World Peace Flag Ceremony calls for Peace to Prevail – Spokane, Washington – USA
May peace prevail” were the words attendees repeated the night of the United Nation’s International Day of Peace, in the Hemmingson Center.
On Sept. 21 students one by one added a flag to the spiral during the World Peace Flag Ceremony, hosted by Communities for Justice, Pax Christi and One Peace, Many Paths.
“So, we’re doing this this night with honoring all of the flags of the nation,” said Hank Broeckling, co-director at One Peace, Many Paths, adding that they started the ceremony six years before.
Broeckling said the purpose of the ceremony is to connect with other people and nations around the world to “rise above the energy of discord, the energy of dissention,” and move beyond that by sharing energy and love with those around the world.

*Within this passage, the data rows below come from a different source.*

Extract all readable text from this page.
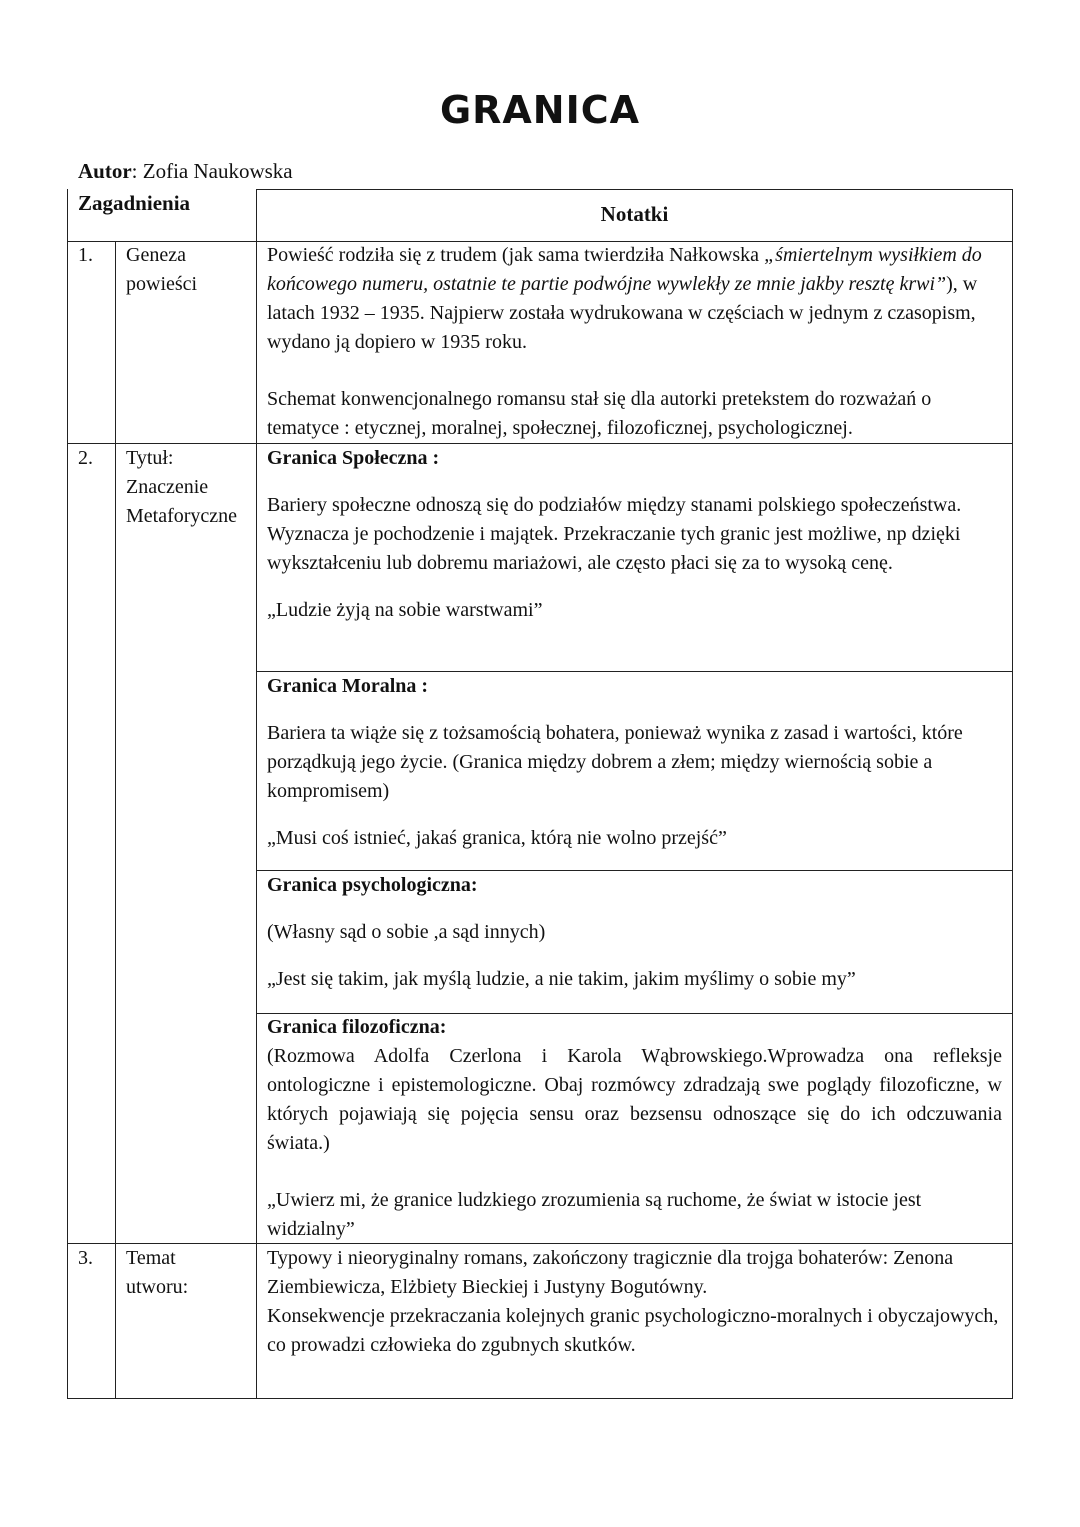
GRANICA
Autor: Zofia Naukowska
Zagadnienia	Notatki
1. Geneza powieści

Powieść rodziła się z trudem (jak sama twierdziła Nałkowska „śmiertelnym wysiłkiem do końcowego numeru, ostatnie te partie podwójne wywlekły ze mnie jakby resztę krwi”), w latach 1932 – 1935. Najpierw została wydrukowana w częściach w jednym z czasopism, wydano ją dopiero w 1935 roku.

Schemat konwencjonalnego romansu stał się dla autorki pretekstem do rozważań o tematyce : etycznej, moralnej, społecznej, filozoficznej, psychologicznej.

2. Tytuł:

Znaczenie Metaforyczne

Granica Społeczna :

Bariery społeczne odnoszą się do podziałów między stanami polskiego społeczeństwa. Wyznacza je pochodzenie i majątek. Przekraczanie tych granic jest możliwe, np dzięki wykształceniu lub dobremu mariażowi, ale często płaci się za to wysoką cenę.

„Ludzie żyją na sobie warstwami”

Granica Moralna :

Bariera ta wiąże się z tożsamością bohatera, ponieważ wynika z zasad i wartości, które porządkują jego życie. (Granica między dobrem a złem; między wiernością sobie a kompromisem)

„Musi coś istnieć, jakaś granica, którą nie wolno przejść”

Granica psychologiczna:

(Własny sąd o sobie ,a sąd innych)

„Jest się takim, jak myślą ludzie, a nie takim, jakim myślimy o sobie my”

Granica filozoficzna:

(Rozmowa Adolfa Czerlona i Karola Wąbrowskiego.Wprowadza ona refleksje ontologiczne i epistemologiczne. Obaj rozmówcy zdradzają swe poglądy filozoficzne, w których pojawiają się pojęcia sensu oraz bezsensu odnoszące się do ich odczuwania świata.)

„Uwierz mi, że granice ludzkiego zrozumienia są ruchome, że świat w istocie jest widzialny”

3. Temat utworu:

Typowy i nieoryginalny romans, zakończony tragicznie dla trojga bohaterów: Zenona Ziembiewicza, Elżbiety Bieckiej i Justyny Bogutówny.

Konsekwencje przekraczania kolejnych granic psychologiczno-moralnych i obyczajowych, co prowadzi człowieka do zgubnych skutków.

“We really appreciate the joy that you bring by sharing your time tonight to be here to think about how we come together in a time of such divisiveness,” Kristine Hoover, director of the Gonzaga Institute for Hate Studies said. “And we think about, locally, the challenges that we’re facing with Freeman [high school], when we think about, globally, the challenges that we’re facing with [North] Korea, and yet we remember that we’re all part of the same community together.”
Hoover added the ceremony was an opportunity to take action and demonstrate “the mosaic of the world that we all belong to.”

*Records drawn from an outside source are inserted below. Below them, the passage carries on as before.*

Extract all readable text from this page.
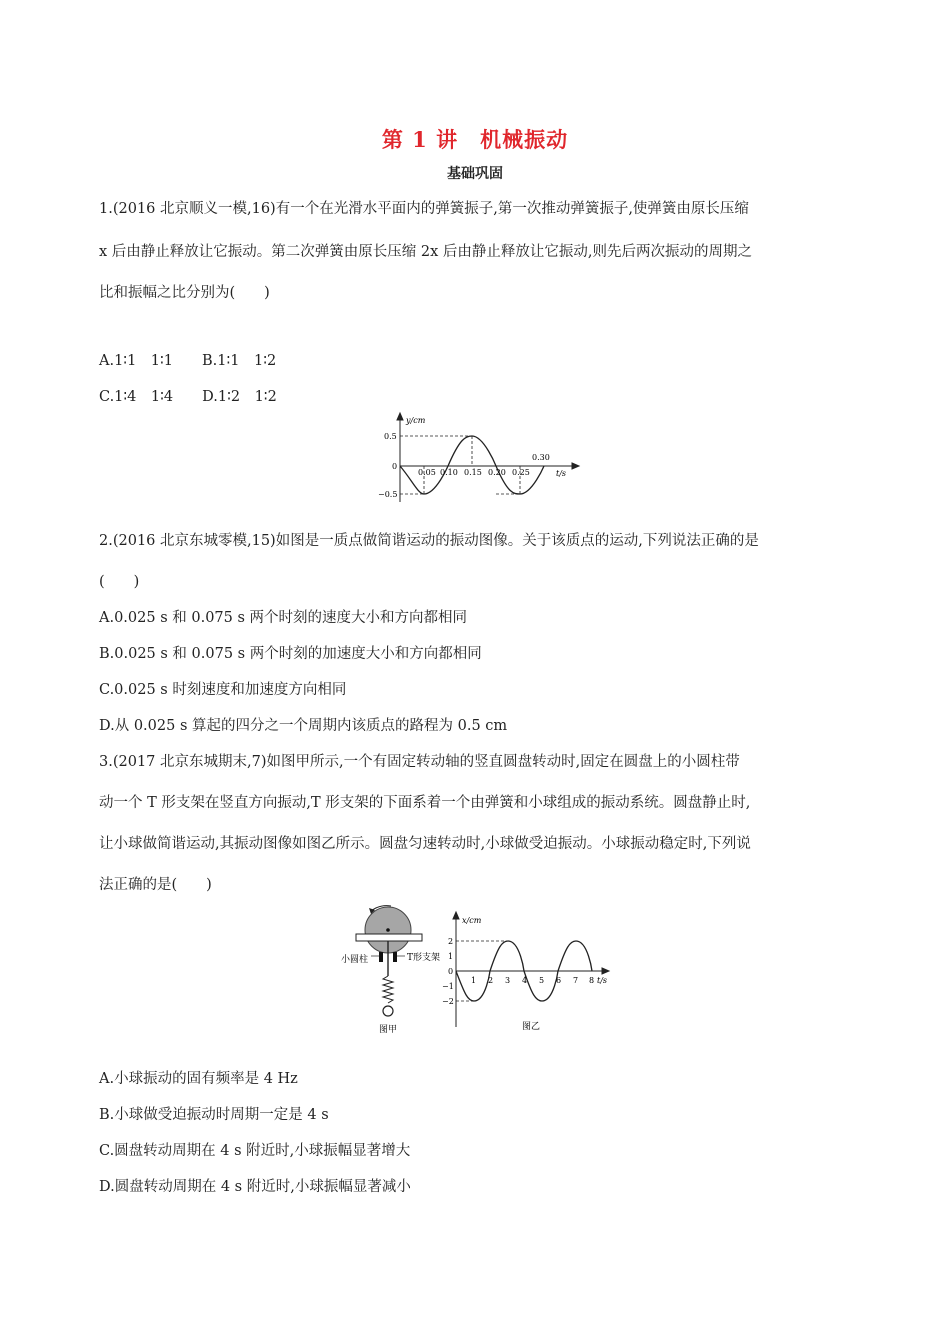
第 1 讲　机械振动
基础巩固
1.(2016 北京顺义一模,16)有一个在光滑水平面内的弹簧振子,第一次推动弹簧振子,使弹簧由原长压缩
x 后由静止释放让它振动。第二次弹簧由原长压缩 2x 后由静止释放让它振动,则先后两次振动的周期之
比和振幅之比分别为(　　)
A.1∶1　1∶1　　B.1∶1　1∶2
C.1∶4　1∶4　　D.1∶2　1∶2
y/cm
t/s
0.5
0
−0.5
0.05 0.10 0.15 0.20 0.25
0.30
2.(2016 北京东城零模,15)如图是一质点做简谐运动的振动图像。关于该质点的运动,下列说法正确的是
(　　)
A.0.025 s 和 0.075 s 两个时刻的速度大小和方向都相同
B.0.025 s 和 0.075 s 两个时刻的加速度大小和方向都相同
C.0.025 s 时刻速度和加速度方向相同
D.从 0.025 s 算起的四分之一个周期内该质点的路程为 0.5 cm
3.(2017 北京东城期末,7)如图甲所示,一个有固定转动轴的竖直圆盘转动时,固定在圆盘上的小圆柱带
动一个 T 形支架在竖直方向振动,T 形支架的下面系着一个由弹簧和小球组成的振动系统。圆盘静止时,
让小球做简谐运动,其振动图像如图乙所示。圆盘匀速转动时,小球做受迫振动。小球振动稳定时,下列说
法正确的是(　　)
小圆柱	T形支架
图甲
x/cm
t/s
2
1
0
−1
−2
1 2 3 4 5 6 7 8
图乙
A.小球振动的固有频率是 4 Hz
B.小球做受迫振动时周期一定是 4 s
C.圆盘转动周期在 4 s 附近时,小球振幅显著增大
D.圆盘转动周期在 4 s 附近时,小球振幅显著减小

Sister Anne Bosserman, from Pax Christi, discussed how two years ago, 194 nations signed the United Nations Sustainable Development Goals.
These goals focused on issues including poverty, hunger, gender equality, clean water, access to energy, education, economic growth, conservation of marine life, desertification, climate change, inequality and many others.
“These are the global goals for 2030, and Spokane is already accomplishing some of them,” Bosserman said, later reading the summary of the goals found in the preamble of the United Nations global goals along with two other speakers.
Before blessing the ground where the flags were placed, a collection basket was brought out to help raise money for victims of the recent hurricanes in the Caribbean area.
During the blessing, attendees joined hands in a circle around the space where the flags would be placed while Broeckling gave the blessing.
“I ask you to know that each one of us is a representative of God this night,” Broeckling said during the blessing. “We are the hands and feet of God in this world and that when we come here we bring with us energy and light and love to do our work.”
Broeckling then asked attendees to give their love and light to bless the ground, “to fill it with light and energy, and to sustain it and lift the energy up,” so it can be carried by the flags to the countries around the world.
Before the start of flag presentation, Joan Broeckling, co-director of One Peace, Many Paths, gave a brief history of the ceremony.